Entidade reconhece avanços no combate a fraudes e na fiscalização das plataformas internacionais, mas mantém críticas à isenção para compras internacionais de até US$ 50
A sanção presidencial da lei que extingue a cobrança de 20% de imposto de importação nas compras internacionais de até US$ 50 levou a Confederação Nacional do Comércio de Bens, Serviços e Turismo (CNC) a reiterar sua defesa por condições mais equilibradas de concorrência entre empresas nacionais e plataformas estrangeiras. Embora reconheça avanços incorporados ao texto durante a tramitação no Congresso Nacional, a entidade avalia que a medida preserva assimetrias que afetam a competitividade do comércio brasileiro.

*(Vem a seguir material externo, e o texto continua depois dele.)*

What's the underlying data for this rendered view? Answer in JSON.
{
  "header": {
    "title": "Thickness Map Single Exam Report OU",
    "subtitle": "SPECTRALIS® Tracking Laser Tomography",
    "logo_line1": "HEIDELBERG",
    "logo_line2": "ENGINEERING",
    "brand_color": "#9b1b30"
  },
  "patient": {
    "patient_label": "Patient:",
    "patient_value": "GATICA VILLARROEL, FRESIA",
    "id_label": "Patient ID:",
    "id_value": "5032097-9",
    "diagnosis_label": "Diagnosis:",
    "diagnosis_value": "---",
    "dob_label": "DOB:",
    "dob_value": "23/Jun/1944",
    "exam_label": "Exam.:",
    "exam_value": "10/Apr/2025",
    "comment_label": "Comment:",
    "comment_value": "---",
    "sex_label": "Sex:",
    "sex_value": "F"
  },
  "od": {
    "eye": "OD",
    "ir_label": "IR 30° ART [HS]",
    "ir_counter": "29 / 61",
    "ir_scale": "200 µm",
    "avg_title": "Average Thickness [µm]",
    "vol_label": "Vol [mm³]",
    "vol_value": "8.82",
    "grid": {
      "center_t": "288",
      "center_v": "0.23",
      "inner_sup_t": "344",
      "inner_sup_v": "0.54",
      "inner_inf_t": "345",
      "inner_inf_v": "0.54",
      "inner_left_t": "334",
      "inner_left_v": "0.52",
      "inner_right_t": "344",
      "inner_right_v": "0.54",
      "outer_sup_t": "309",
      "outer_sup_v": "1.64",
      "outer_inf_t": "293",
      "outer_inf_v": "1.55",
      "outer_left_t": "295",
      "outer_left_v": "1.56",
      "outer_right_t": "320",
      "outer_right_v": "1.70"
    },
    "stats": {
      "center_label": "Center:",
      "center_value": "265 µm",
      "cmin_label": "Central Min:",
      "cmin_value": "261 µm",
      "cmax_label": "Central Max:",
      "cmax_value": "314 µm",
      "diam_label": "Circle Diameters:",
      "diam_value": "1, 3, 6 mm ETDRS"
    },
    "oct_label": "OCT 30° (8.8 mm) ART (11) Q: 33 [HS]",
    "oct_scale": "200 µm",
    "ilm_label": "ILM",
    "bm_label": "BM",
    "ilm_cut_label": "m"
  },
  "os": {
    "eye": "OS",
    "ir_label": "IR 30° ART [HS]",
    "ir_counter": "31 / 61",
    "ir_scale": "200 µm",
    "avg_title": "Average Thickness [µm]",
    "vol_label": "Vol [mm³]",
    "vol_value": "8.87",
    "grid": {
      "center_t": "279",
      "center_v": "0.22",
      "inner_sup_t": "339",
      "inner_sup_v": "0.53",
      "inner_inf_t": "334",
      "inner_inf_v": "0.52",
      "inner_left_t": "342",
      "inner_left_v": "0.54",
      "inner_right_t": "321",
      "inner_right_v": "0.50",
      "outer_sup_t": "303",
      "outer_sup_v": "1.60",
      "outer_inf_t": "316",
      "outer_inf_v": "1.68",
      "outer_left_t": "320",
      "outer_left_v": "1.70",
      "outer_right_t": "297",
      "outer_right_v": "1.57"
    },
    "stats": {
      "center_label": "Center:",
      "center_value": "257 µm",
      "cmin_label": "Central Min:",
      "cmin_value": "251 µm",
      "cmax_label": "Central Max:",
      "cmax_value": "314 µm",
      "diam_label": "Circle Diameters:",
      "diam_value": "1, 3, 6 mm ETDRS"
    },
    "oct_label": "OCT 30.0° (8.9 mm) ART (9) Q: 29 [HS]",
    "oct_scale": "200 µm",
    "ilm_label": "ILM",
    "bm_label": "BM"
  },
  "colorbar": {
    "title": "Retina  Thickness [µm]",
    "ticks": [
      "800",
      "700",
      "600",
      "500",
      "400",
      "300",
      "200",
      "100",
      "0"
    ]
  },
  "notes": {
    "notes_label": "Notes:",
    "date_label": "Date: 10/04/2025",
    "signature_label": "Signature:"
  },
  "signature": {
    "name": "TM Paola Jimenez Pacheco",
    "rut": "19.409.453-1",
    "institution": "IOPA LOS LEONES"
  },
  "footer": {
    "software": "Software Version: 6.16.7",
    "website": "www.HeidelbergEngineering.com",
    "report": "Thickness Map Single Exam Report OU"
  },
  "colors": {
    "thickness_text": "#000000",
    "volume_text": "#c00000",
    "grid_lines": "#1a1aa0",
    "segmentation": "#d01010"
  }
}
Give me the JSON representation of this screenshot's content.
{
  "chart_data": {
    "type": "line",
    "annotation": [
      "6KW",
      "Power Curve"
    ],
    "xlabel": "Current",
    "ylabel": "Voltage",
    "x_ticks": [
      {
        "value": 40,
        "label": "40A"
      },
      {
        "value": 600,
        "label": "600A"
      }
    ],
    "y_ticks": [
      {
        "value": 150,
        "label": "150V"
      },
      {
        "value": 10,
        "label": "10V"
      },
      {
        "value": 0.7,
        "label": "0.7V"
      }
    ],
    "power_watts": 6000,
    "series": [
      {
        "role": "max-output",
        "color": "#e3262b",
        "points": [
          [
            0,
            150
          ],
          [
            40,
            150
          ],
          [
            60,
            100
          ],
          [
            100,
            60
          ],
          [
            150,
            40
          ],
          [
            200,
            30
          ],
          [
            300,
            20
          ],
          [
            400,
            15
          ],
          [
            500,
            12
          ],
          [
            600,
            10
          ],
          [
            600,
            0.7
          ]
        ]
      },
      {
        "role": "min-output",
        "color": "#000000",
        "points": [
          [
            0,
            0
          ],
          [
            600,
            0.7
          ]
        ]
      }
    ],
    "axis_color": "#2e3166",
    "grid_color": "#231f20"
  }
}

A nova legislação mantém a possibilidade de isenção para compras internacionais de pequeno valor e amplia os mecanismos de controle, fiscalização e acompanhamento dos efeitos econômicos e fiscais do regime de tributação simplificada aplicado às remessas internacionais.
Desde o início da discussão da matéria, a CNC defendeu que o debate a respeito das importações de pequeno valor considerasse não apenas os interesses dos consumidores, mas também os impactos na competitividade das empresas instaladas no País, na geração de empregos e na isonomia tributária entre produtos nacionais e importados. Para a entidade, o setor produtivo brasileiro atua sob um conjunto de exigências tributárias, trabalhistas, regulatórias e de proteção ao consumidor que não se aplica nas mesmas condições aos concorrentes internacionais.
Ao longo da tramitação da proposta, a Confederação atuou em defesa da inclusão de mecanismos capazes de reduzir parte das distorções concorrenciais geradas pela medida. Entre os dispositivos incorporados ao texto estão o fortalecimento da fiscalização das plataformas de comércio eletrônico e dos operadores logísticos, a ampliação das medidas de combate ao subfaturamento e ao fracionamento artificial de remessas, além de regras voltadas à identificação de vendedores e à comercialização de produtos ilegais.
Outro ponto considerado relevante pela Confederação foi a criação de instrumentos permanentes de monitoramento dos impactos da política. A nova legislação determina que o Ministério da Fazenda realize avaliações periódicas dos efeitos do regime no emprego, renda, arrecadação, preços e competitividade da indústria e do comércio nacionais. Setores mais expostos à concorrência internacional, como vestuário, calçados, brinquedos e cosméticos, terão acompanhamento específico. O Congresso Nacional também deverá realizar avaliações anuais dos resultados da medida.
Na avaliação da CNC, esses mecanismos representam um avanço importante ao oferecer dados e evidências para futuras discussões sobre os efeitos econômicos da política e possíveis ajustes que contribuam para reduzir assimetrias concorrenciais.
Com a sanção da nova lei, a Confederação continuará acompanhando a implementação das regras e os resultados dos mecanismos de monitoramento previstos na legislação, defendendo políticas públicas que fortaleçam a competitividade do comércio nacional, promovam maior isonomia tributária e contribuam para um ambiente de negócios mais equilibrado para o setor produtivo.